言うまでもなく、公害、環境問題は全人類的な課題である。アジアでも、資源採取、急激な工業化、自動車交通の増加、各国の開発優先政策、日本の公害輸出等により、深刻な環境破壊、公害被害が発生している。利潤追及のために環境破壊や公害被害の発生を厭わない勢力が国境を超えた経済活動をますます活発化させる中、環境保護、公害被害救済を目指す公害弁連も、国際交流、国際連帯を強固にする必要がある。
2002年8月23日から26日にかけ、公害弁連は、環境法律家連盟、グリーンコリア環境訴訟センターとの共催で、「日韓公害・環境訴訟シンポジウム」を、韓国、ソウルの地で開催した。公害弁連が主催(共催)して国際シンポジウムを開くのは、はじめての取り組みであった。
国際シンポジウム開催が実現する下地として、90年代後半から、公害弁連の弁護士と韓国の法律家とが、交流を深めてきた経過があった。公害弁連の弁護士による韓国旅行の際の環境保護NGO訪問、韓国の司法修習生の日本での社会研修のサポート、公害弁連総会への韓国の弁護士の訪問等の機会を通し、相互理解と信頼関係の形成が、着実にはかられてきた。2001年3月の公害弁連総会には、韓国の金浦空港騒音訴訟弁護団、グリーンコリア環境訴訟センターから各1名を招待し、韓国での取り組みについての特別報告を受けた。

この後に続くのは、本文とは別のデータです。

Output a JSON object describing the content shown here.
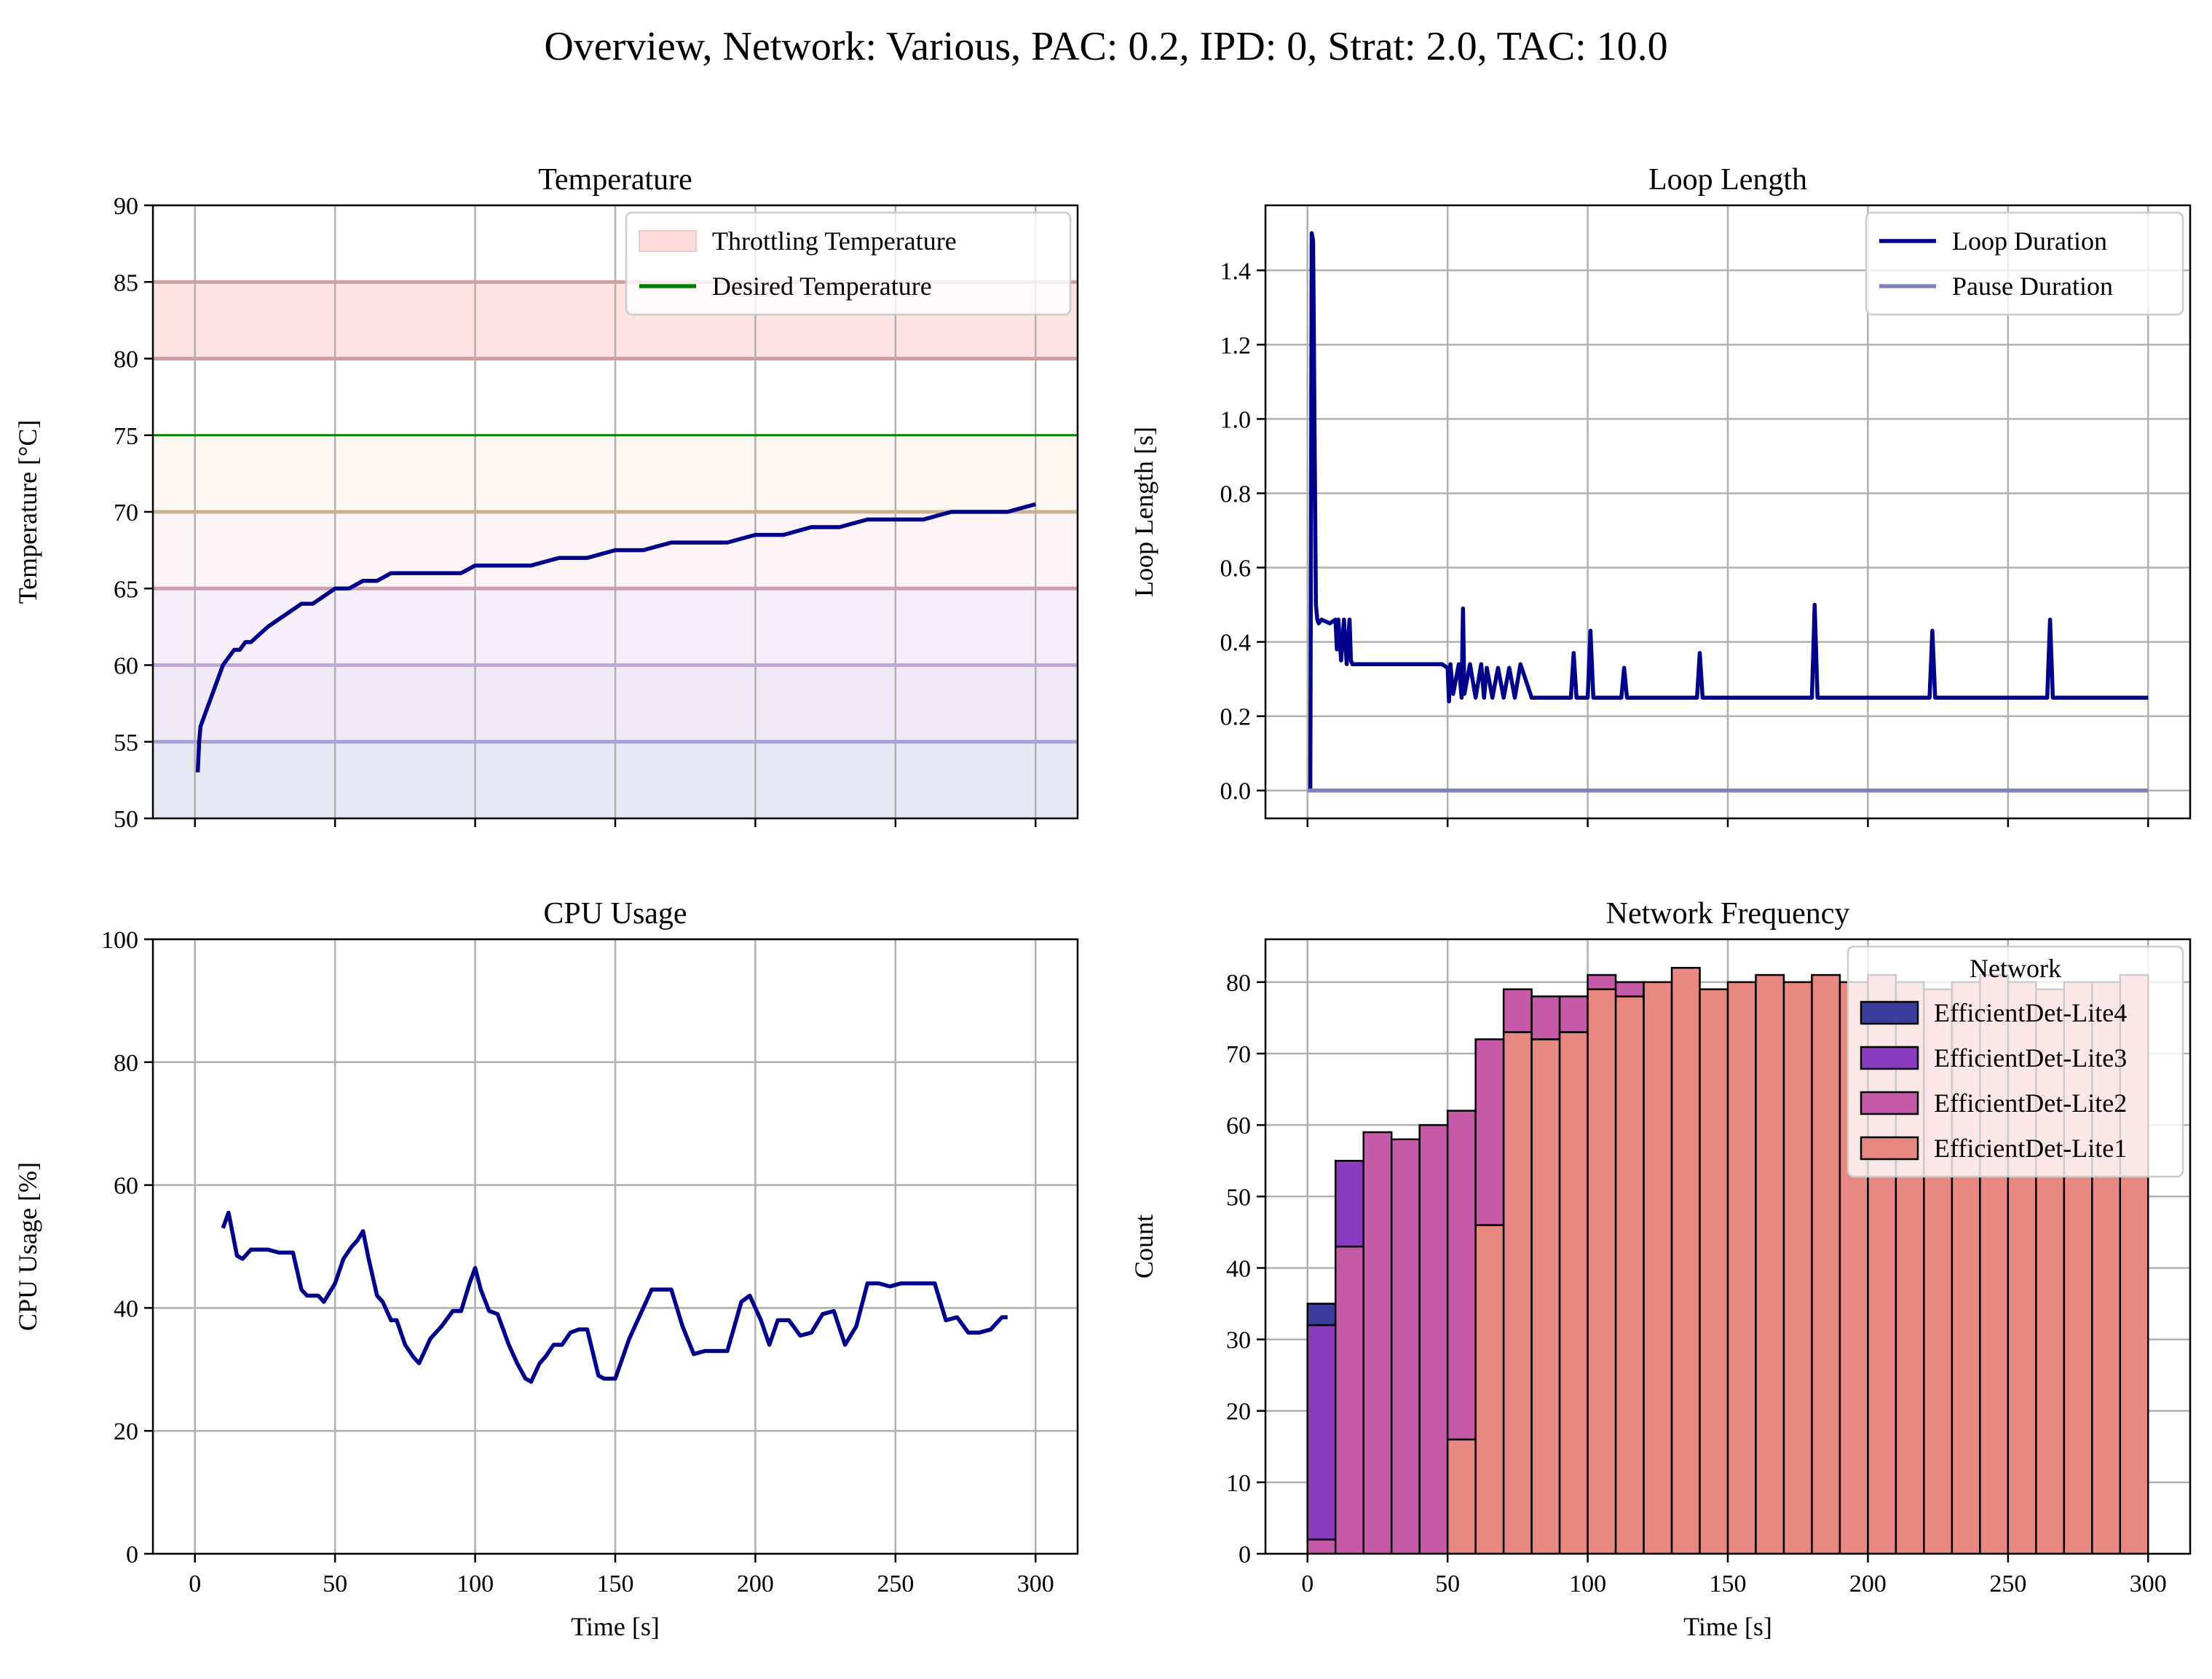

こうした経過を経て実現した「日韓公害・環境シンポジウム」には、日本から30名が参加した(訪韓団長・近藤忠孝代表委員)。訪韓初日は韓国側主催団体であるグリーンコリアの事務所を訪問し、夜の懇親会で盛大かつ真心のこもった歓迎を受け、2日目に、大韓弁護士会館においてシンポジウムを開催した。日本側からは、熊本水俣病、諫早干拓、東京大気の取り組みを報告し、韓国側からは、ナクトン江フェノール流出事件、セマンクン干拓事業に対する未来世代訴訟、梅香里米軍射爆場、群山米軍基地騒音訴訟の取り組みについて報告を受けた。これについての質疑応答と討論も、相互の問題関心がかみあい、熱気あふれるものとなった。3日目にセマンクン干潟干拓現場の現地視察を行い、訪韓日程を終えた。
訪韓後も、両国で出された判決等の情報交換、今後の交流のありかたについての意見交換などの交流が続いている。韓国側では、8月のシンポジウムを契機にソウルでの大気汚染訴訟の提起を具体的に検討しはじめたとのことであり、準備、検討会の場への日本からの弁護士派遣の打診もある。韓国の司法修習生を今後も毎年日本に派遣して社会研修を受けさせたいとの要請もある。
韓国以外では、2002年11月に中国で開かれた中華全国律師(弁護士)協会・国家法官(裁判官)学院・中国政法大学が共催する「環境法セミナー」に、公害弁連の弁護士2名が招待された。セミナーでは、特別講義「日本の公害裁判」が企画され、中国全土から集まった120名以上の裁判官と弁護士から、日本の公害被害救済の取り組みへの熱い関心が寄せられた。
アジア・太平洋戦争における侵略、戦後の経済進出を通し、日本は、アジア各国の政治、経済の健全な発展を阻害し、環境破壊、公害被害の発生を助長してきた。単なる「地球村」の一員としての責任にとどまらず、これらの歴史を踏まえての責任のあり方が、公害弁連にも問われている。成果をあげつつある国際連帯の絆をいかに広め、深めるのか、2003年の大きな課題のひとつである。